Shoshauna Shy
Hospice
Tell him a nice memory you have
my mother prompts while we sit
either side of the bed where my dad lays.
I skuddle backwards for scraps that feature
only he and I, but what leaps to mind
are his eyes dimming with disappointment,
his lips tight in justification, and the air
just snapped to send sparks sky-high.
I try again and find a favorite memory to
mention: lunches at a snack bar in Santa Fe
after he was done at the brokerage.
I offer this but he says he does not recall
those at all.
Yesterday when we arrived, he threw his lunch
off the tray and raged at my mother for not
getting there sooner.
The staff injected him in the thigh with a drug
intended to defuse another that lit his fuse.
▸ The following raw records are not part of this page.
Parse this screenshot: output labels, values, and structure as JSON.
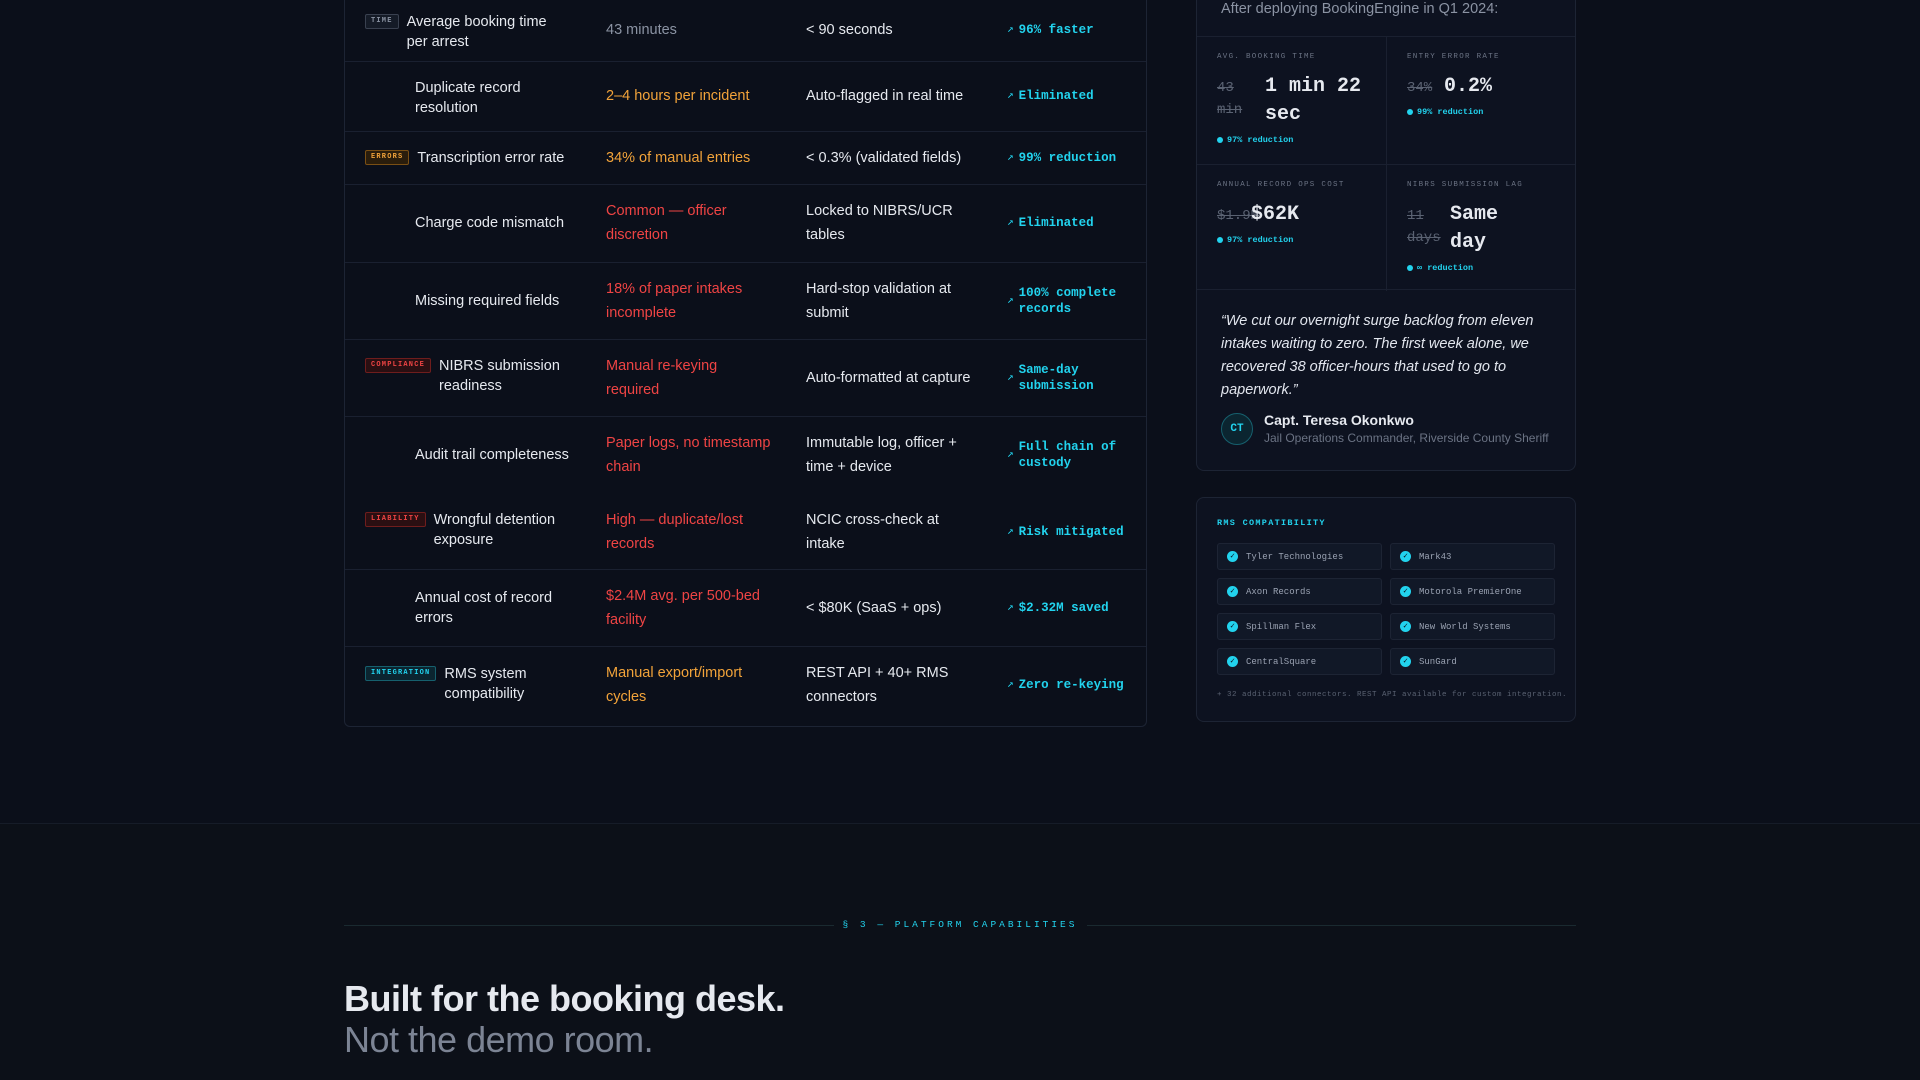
{
  "comparison": {
    "rows": [
      {
        "tag": "TIME",
        "metric": "Average booking time per arrest",
        "before": "43 minutes",
        "after": "< 90 seconds",
        "impact": "96% faster"
      },
      {
        "tag": "",
        "metric": "Duplicate record resolution",
        "before": "2–4 hours per incident",
        "after": "Auto-flagged in real time",
        "impact": "Eliminated"
      },
      {
        "tag": "ERRORS",
        "metric": "Transcription error rate",
        "before": "34% of manual entries",
        "after": "< 0.3% (validated fields)",
        "impact": "99% reduction"
      },
      {
        "tag": "",
        "metric": "Charge code mismatch",
        "before": "Common — officer discretion",
        "after": "Locked to NIBRS/UCR tables",
        "impact": "Eliminated"
      },
      {
        "tag": "",
        "metric": "Missing required fields",
        "before": "18% of paper intakes incomplete",
        "after": "Hard-stop validation at submit",
        "impact": "100% complete records"
      },
      {
        "tag": "COMPLIANCE",
        "metric": "NIBRS submission readiness",
        "before": "Manual re-keying required",
        "after": "Auto-formatted at capture",
        "impact": "Same-day submission"
      },
      {
        "tag": "",
        "metric": "Audit trail completeness",
        "before": "Paper logs, no timestamp chain",
        "after": "Immutable log, officer + time + device",
        "impact": "Full chain of custody"
      },
      {
        "tag": "LIABILITY",
        "metric": "Wrongful detention exposure",
        "before": "High — duplicate/lost records",
        "after": "NCIC cross-check at intake",
        "impact": "Risk mitigated"
      },
      {
        "tag": "",
        "metric": "Annual cost of record errors",
        "before": "$2.4M avg. per 500-bed facility",
        "after": "< $80K (SaaS + ops)",
        "impact": "$2.32M saved"
      },
      {
        "tag": "INTEGRATION",
        "metric": "RMS system compatibility",
        "before": "Manual export/import cycles",
        "after": "REST API + 40+ RMS connectors",
        "impact": "Zero re-keying"
      }
    ]
  },
  "results": {
    "intro": "After deploying BookingEngine in Q1 2024:",
    "stats": [
      {
        "label": "AVG. BOOKING TIME",
        "old": "43 min",
        "new": "1 min 22 sec",
        "delta": "97% reduction"
      },
      {
        "label": "ENTRY ERROR RATE",
        "old": "34%",
        "new": "0.2%",
        "delta": "99% reduction"
      },
      {
        "label": "ANNUAL RECORD OPS COST",
        "old": "$1.9M",
        "new": "$62K",
        "delta": "97% reduction"
      },
      {
        "label": "NIBRS SUBMISSION LAG",
        "old": "11 days",
        "new": "Same day",
        "delta": "∞ reduction"
      }
    ],
    "quote": "“We cut our overnight surge backlog from eleven intakes waiting to zero. The first week alone, we recovered 38 officer-hours that used to go to paperwork.”",
    "author": {
      "initials": "CT",
      "name": "Capt. Teresa Okonkwo",
      "role": "Jail Operations Commander, Riverside County Sheriff"
    }
  },
  "rms": {
    "title": "RMS COMPATIBILITY",
    "items": [
      "Tyler Technologies",
      "Mark43",
      "Axon Records",
      "Motorola PremierOne",
      "Spillman Flex",
      "New World Systems",
      "CentralSquare",
      "SunGard"
    ],
    "footnote": "+ 32 additional connectors. REST API available for custom integration."
  },
  "section": {
    "label": "§ 3 — PLATFORM CAPABILITIES",
    "headline": "Built for the booking desk.",
    "subhead": "Not the demo room."
  },
  "colors": {
    "accent": "#22d3ee",
    "warning": "#f2a33a",
    "danger": "#ef4444",
    "background": "#0b0f1a"
  },
  "icons": {
    "impact": "trend-up-icon",
    "rms_item": "check-circle-icon"
  }
}
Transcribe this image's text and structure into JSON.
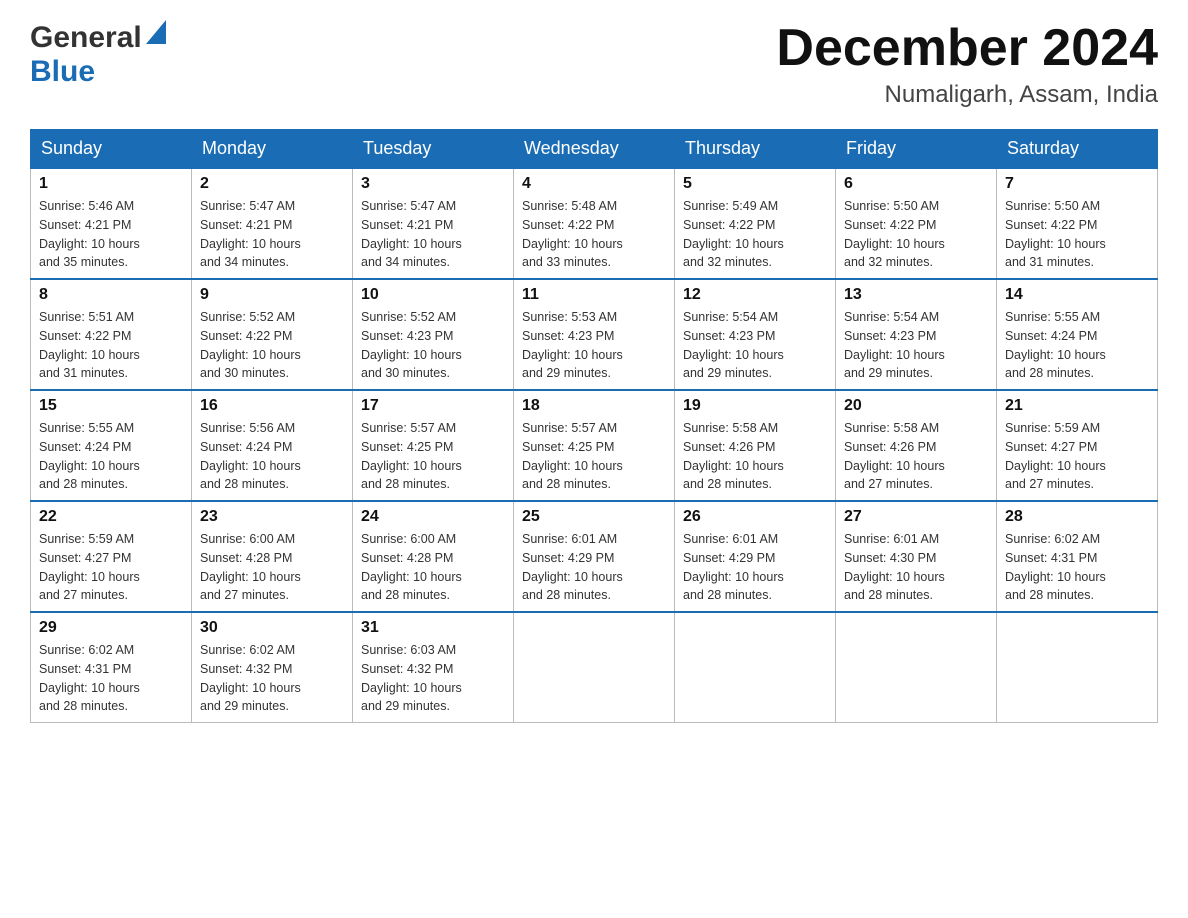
{
  "header": {
    "logo_general": "General",
    "logo_blue": "Blue",
    "month_title": "December 2024",
    "location": "Numaligarh, Assam, India"
  },
  "days_of_week": [
    "Sunday",
    "Monday",
    "Tuesday",
    "Wednesday",
    "Thursday",
    "Friday",
    "Saturday"
  ],
  "weeks": [
    [
      {
        "day": "1",
        "sunrise": "5:46 AM",
        "sunset": "4:21 PM",
        "daylight": "10 hours and 35 minutes."
      },
      {
        "day": "2",
        "sunrise": "5:47 AM",
        "sunset": "4:21 PM",
        "daylight": "10 hours and 34 minutes."
      },
      {
        "day": "3",
        "sunrise": "5:47 AM",
        "sunset": "4:21 PM",
        "daylight": "10 hours and 34 minutes."
      },
      {
        "day": "4",
        "sunrise": "5:48 AM",
        "sunset": "4:22 PM",
        "daylight": "10 hours and 33 minutes."
      },
      {
        "day": "5",
        "sunrise": "5:49 AM",
        "sunset": "4:22 PM",
        "daylight": "10 hours and 32 minutes."
      },
      {
        "day": "6",
        "sunrise": "5:50 AM",
        "sunset": "4:22 PM",
        "daylight": "10 hours and 32 minutes."
      },
      {
        "day": "7",
        "sunrise": "5:50 AM",
        "sunset": "4:22 PM",
        "daylight": "10 hours and 31 minutes."
      }
    ],
    [
      {
        "day": "8",
        "sunrise": "5:51 AM",
        "sunset": "4:22 PM",
        "daylight": "10 hours and 31 minutes."
      },
      {
        "day": "9",
        "sunrise": "5:52 AM",
        "sunset": "4:22 PM",
        "daylight": "10 hours and 30 minutes."
      },
      {
        "day": "10",
        "sunrise": "5:52 AM",
        "sunset": "4:23 PM",
        "daylight": "10 hours and 30 minutes."
      },
      {
        "day": "11",
        "sunrise": "5:53 AM",
        "sunset": "4:23 PM",
        "daylight": "10 hours and 29 minutes."
      },
      {
        "day": "12",
        "sunrise": "5:54 AM",
        "sunset": "4:23 PM",
        "daylight": "10 hours and 29 minutes."
      },
      {
        "day": "13",
        "sunrise": "5:54 AM",
        "sunset": "4:23 PM",
        "daylight": "10 hours and 29 minutes."
      },
      {
        "day": "14",
        "sunrise": "5:55 AM",
        "sunset": "4:24 PM",
        "daylight": "10 hours and 28 minutes."
      }
    ],
    [
      {
        "day": "15",
        "sunrise": "5:55 AM",
        "sunset": "4:24 PM",
        "daylight": "10 hours and 28 minutes."
      },
      {
        "day": "16",
        "sunrise": "5:56 AM",
        "sunset": "4:24 PM",
        "daylight": "10 hours and 28 minutes."
      },
      {
        "day": "17",
        "sunrise": "5:57 AM",
        "sunset": "4:25 PM",
        "daylight": "10 hours and 28 minutes."
      },
      {
        "day": "18",
        "sunrise": "5:57 AM",
        "sunset": "4:25 PM",
        "daylight": "10 hours and 28 minutes."
      },
      {
        "day": "19",
        "sunrise": "5:58 AM",
        "sunset": "4:26 PM",
        "daylight": "10 hours and 28 minutes."
      },
      {
        "day": "20",
        "sunrise": "5:58 AM",
        "sunset": "4:26 PM",
        "daylight": "10 hours and 27 minutes."
      },
      {
        "day": "21",
        "sunrise": "5:59 AM",
        "sunset": "4:27 PM",
        "daylight": "10 hours and 27 minutes."
      }
    ],
    [
      {
        "day": "22",
        "sunrise": "5:59 AM",
        "sunset": "4:27 PM",
        "daylight": "10 hours and 27 minutes."
      },
      {
        "day": "23",
        "sunrise": "6:00 AM",
        "sunset": "4:28 PM",
        "daylight": "10 hours and 27 minutes."
      },
      {
        "day": "24",
        "sunrise": "6:00 AM",
        "sunset": "4:28 PM",
        "daylight": "10 hours and 28 minutes."
      },
      {
        "day": "25",
        "sunrise": "6:01 AM",
        "sunset": "4:29 PM",
        "daylight": "10 hours and 28 minutes."
      },
      {
        "day": "26",
        "sunrise": "6:01 AM",
        "sunset": "4:29 PM",
        "daylight": "10 hours and 28 minutes."
      },
      {
        "day": "27",
        "sunrise": "6:01 AM",
        "sunset": "4:30 PM",
        "daylight": "10 hours and 28 minutes."
      },
      {
        "day": "28",
        "sunrise": "6:02 AM",
        "sunset": "4:31 PM",
        "daylight": "10 hours and 28 minutes."
      }
    ],
    [
      {
        "day": "29",
        "sunrise": "6:02 AM",
        "sunset": "4:31 PM",
        "daylight": "10 hours and 28 minutes."
      },
      {
        "day": "30",
        "sunrise": "6:02 AM",
        "sunset": "4:32 PM",
        "daylight": "10 hours and 29 minutes."
      },
      {
        "day": "31",
        "sunrise": "6:03 AM",
        "sunset": "4:32 PM",
        "daylight": "10 hours and 29 minutes."
      },
      null,
      null,
      null,
      null
    ]
  ],
  "labels": {
    "sunrise": "Sunrise:",
    "sunset": "Sunset:",
    "daylight": "Daylight:"
  }
}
Never threw stuff before my mother insisted
forgetting that once he threw his dinner
at me. I was 17 and dating a man he hated.
The look on his face when he did that
matches what we see now.
If Prednisone shows what rears beneath,
is this the true him without the filter?
My mother laughs as if that will coax him
back to normalcy.
I yank her away as he reaches to twist her
off her feet.
This isn’t him! she claims
because that’s what she has to believe.
Shoshauna Shy is the author of five collections of poetry, and the founder of the Poetry Jumps Off the Shelf program, and the Woodrow Hall Top Shelf awards.